FinTech stands for Financial Technology. It is a common term used for companies offering added value or entirely new financial services via technology. Financial business is generating a huge amount of data also known as big data. This is where the point of intersection for Data Analytics and FinTech is located. We also have to keep in mind that FinTech covers a lot of financial business domains like asset management, insurance, lending, transferring money, to name a few.
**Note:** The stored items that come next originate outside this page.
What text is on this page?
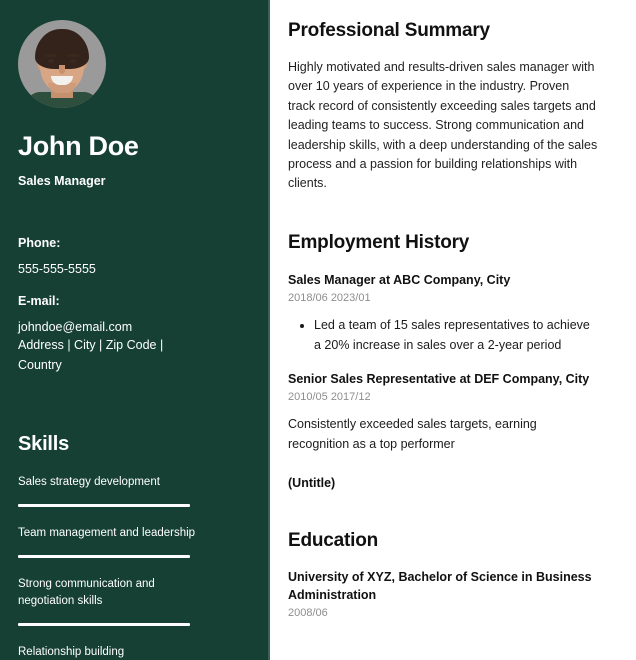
John Doe
Sales Manager
Phone:
555-555-5555
E-mail:
johndoe@email.com
Address | City | Zip Code | Country
Skills
Sales strategy development
Team management and leadership
Strong communication and negotiation skills
Relationship building
Professional Summary

Highly motivated and results-driven sales manager with over 10 years of experience in the industry. Proven track record of consistently exceeding sales targets and leading teams to success. Strong communication and leadership skills, with a deep understanding of the sales process and a passion for building relationships with clients.

Employment History
Sales Manager at ABC Company, City
2018/06 2023/01
• Led a team of 15 sales representatives to achieve a 20% increase in sales over a 2-year period
Senior Sales Representative at DEF Company, City
2010/05 2017/12

Consistently exceeded sales targets, earning recognition as a top performer

(Untitle)
Education
University of XYZ, Bachelor of Science in Business Administration
2008/06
Just think of the old school stock exchange trading. You had to call your brokerage company, which had to call their man on the trading floor. Today you have access to trading platforms right on your desktop, tablet or smartphone. On top of this, such trading platforms offer embedded technical analytics tools, automated trading availability in order to help you with your investment solutions, fast and easy.
Robo-advisers
Data analytics is here to bring a lot more on the table. Just like robots-adviser services provided by startups like Wealthfront, Betterment and Qplum. One of them is managing assets worth more than 2 billion and a half in US dollars. They made this possible via providing a tax-efficient, low-cost and hassle-free way to invest. A key feature of their services is the provision of computer generated investment advices based on risk, quantity, strategy, etc. preferences. Such approach is possible because of data analytics and it is important to say that all of these are not human biased which is crucial and are time savers, which is even more valuable.
Credit scoring
Banks and other lending businesses strongly rely on customers credit score in order to provide them or not with loans. With data analytics, techniques your credit history and personal data are mathematically modeled into a credit score which is the tool used by money lenders to help them with risk estimation for credits. There were times when such modeling relied just on quantitative data but as data analytics became more and more sophisticated, the credit score model includes qualitative data too. Data analytics enables nonbank financial institutions like Kreditech to credit underbanked customers on developing markets. Such companies are relying on social media data, location-based information, networking information, devices hardware data, online shopping behavior in order to determine a loan applicant`s creditworthiness. Kreditech is using self-learning algorithm which calculates credit score in seconds using up to 20000 data points.
Customer journey design
Data analytics is also helpful in terms of creating sleek customer journey which is crucial for FinTech products, services & companies as well as for the old-school financial institutions like banks, insurance, and fund management businesses. Removing such friction is really important since consumers create their preferences and build their purchase decision online. This is increasing conversion rates, minimize drop outs and is resulting in improved business performance. Since digital channels are the center of this process and right there everything is measurable you can use the generated data for customers centered insights.
High frequency trading
Being able to predict a price fluctuation in the next minute of a particular stock, bond, index or any other instrument can be profitable in high-frequency trading, even if the accuracy is not at its best. High-frequency trading is based on algorithmic trading which relies on automated pre-programmed trading instructions accounting variables such as time, price, and volume. Basic machine learning method like linear regression is among the most effective ones in the environment like this. Carving profit as the fraction of a cent per note might be a great performance when the trading volumes are high.
Fraud detection
Sniffing out a fraud, eventually, before it is fully unfolded is a primary goal for banks, financial institutions, auditors, etc. It is possible because of fraud detection which is based on predictive analytics like gathering and storing relevant data and mining it for patterns and abnormalities. Advanced methods like neural networks find an application here. Moreover, quick fraud detection is essential to minimize losses. The faster a bank detects fraud, the faster it can restrict account activity which is good in terms of risk minimization.